Another example would be to oversample using a technique called SMOTE (Synthetic Minority Oversampling Technique) . A random sample is first picked from the minority class, then a number of its neighboring samples are found. Synthetic samples are then added between the chosen sample and its neighbors. This way, new information is being added to the minority class, rather than simply copying existing information.
Although the data-driven techniques discussed help balance the training dataset for more efficient training, they need to be used cautiously because the resulting training dataset is not representative of the real world. Potentially useful information about each class’s proportions are lost using these techniques.
Algorithmic-based ensembling approaches aim to remedy this issue by modifying machine learning algorithms to better handle data and class imbalance. They involve constructing several two-stage models from the original training dataset, or subsets of it, and then aggregating their predictions.
One example ensemble technique would be Bagging (Bootstrap Aggregating) , which first constructs k different balanced training subsets from the original training dataset, trains k different models using the subsets, and finally aggregates the model’s results. This technique keeps the training dataset intact while improving model performance.
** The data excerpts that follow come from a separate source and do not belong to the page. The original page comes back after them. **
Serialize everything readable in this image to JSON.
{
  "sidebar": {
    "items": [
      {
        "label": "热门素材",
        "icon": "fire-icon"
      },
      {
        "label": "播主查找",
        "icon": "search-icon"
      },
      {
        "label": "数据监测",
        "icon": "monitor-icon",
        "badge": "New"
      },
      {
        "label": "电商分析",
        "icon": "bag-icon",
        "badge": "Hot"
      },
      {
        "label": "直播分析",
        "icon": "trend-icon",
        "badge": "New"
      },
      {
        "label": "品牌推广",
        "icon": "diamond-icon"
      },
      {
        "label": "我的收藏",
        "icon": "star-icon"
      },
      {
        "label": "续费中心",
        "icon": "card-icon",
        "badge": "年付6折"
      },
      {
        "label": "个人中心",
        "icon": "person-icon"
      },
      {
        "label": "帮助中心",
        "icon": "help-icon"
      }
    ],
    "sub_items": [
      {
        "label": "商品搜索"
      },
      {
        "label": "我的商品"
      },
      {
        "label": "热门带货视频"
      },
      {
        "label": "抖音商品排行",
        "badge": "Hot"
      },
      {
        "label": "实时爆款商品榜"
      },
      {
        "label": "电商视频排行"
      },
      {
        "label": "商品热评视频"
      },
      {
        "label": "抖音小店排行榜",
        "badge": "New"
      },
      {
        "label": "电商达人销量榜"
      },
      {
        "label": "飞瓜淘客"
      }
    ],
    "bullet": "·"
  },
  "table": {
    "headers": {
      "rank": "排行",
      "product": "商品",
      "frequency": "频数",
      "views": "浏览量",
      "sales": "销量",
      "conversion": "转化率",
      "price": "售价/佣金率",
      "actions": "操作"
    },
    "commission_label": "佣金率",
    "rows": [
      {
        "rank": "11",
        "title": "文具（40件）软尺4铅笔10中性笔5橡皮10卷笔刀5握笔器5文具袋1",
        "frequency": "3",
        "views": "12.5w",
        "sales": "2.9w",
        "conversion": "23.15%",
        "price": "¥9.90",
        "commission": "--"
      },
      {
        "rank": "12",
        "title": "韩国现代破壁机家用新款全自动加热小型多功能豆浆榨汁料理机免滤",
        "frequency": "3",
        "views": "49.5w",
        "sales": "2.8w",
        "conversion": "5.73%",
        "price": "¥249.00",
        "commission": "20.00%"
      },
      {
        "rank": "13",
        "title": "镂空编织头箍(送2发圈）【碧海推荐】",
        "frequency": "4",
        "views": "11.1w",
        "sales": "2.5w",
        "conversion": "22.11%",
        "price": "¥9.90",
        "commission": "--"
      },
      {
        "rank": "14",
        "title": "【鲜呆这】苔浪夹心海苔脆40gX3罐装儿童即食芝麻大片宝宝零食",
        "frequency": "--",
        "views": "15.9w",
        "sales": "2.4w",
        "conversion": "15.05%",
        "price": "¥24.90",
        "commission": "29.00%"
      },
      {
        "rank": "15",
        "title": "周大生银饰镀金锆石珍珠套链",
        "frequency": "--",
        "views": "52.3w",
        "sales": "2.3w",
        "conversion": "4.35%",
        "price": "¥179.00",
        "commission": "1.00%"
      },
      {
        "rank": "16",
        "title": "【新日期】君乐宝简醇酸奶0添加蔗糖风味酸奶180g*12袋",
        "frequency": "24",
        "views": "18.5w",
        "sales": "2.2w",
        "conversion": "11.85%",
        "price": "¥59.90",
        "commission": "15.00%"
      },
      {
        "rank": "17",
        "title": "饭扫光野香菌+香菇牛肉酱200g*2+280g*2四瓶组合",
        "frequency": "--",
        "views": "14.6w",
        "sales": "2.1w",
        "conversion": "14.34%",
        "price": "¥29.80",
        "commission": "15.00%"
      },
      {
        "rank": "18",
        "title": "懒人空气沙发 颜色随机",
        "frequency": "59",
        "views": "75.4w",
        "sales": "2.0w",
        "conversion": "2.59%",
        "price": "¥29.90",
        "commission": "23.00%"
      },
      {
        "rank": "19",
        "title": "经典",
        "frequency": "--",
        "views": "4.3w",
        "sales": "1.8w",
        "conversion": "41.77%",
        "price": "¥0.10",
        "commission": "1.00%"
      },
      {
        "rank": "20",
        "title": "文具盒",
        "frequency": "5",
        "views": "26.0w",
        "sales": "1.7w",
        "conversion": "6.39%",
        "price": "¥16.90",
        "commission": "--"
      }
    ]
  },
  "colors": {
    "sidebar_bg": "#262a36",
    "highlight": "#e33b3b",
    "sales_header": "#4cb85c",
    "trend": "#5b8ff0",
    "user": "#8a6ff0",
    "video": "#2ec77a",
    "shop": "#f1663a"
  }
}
Data preprocessing is a critical part of the model training process done at Modzy, because of the adverse effects that it can have if not done properly, or not done at all. Choosing an approach on how to handle the problem of data imbalance in classification problems is done carefully and exhaustively to ensure the resulting model is unbiased towards a particular class.
In many real-world scenarios, machine learning classification tasks (threat/fraud detection, tumor classification, etc.) are often naturally highly imbalanced towards one class versus the other. At Modzy, we develop our models using techniques that reduce the adverse effects of data imbalance, while ensuring all class distributions are accurately represented during training.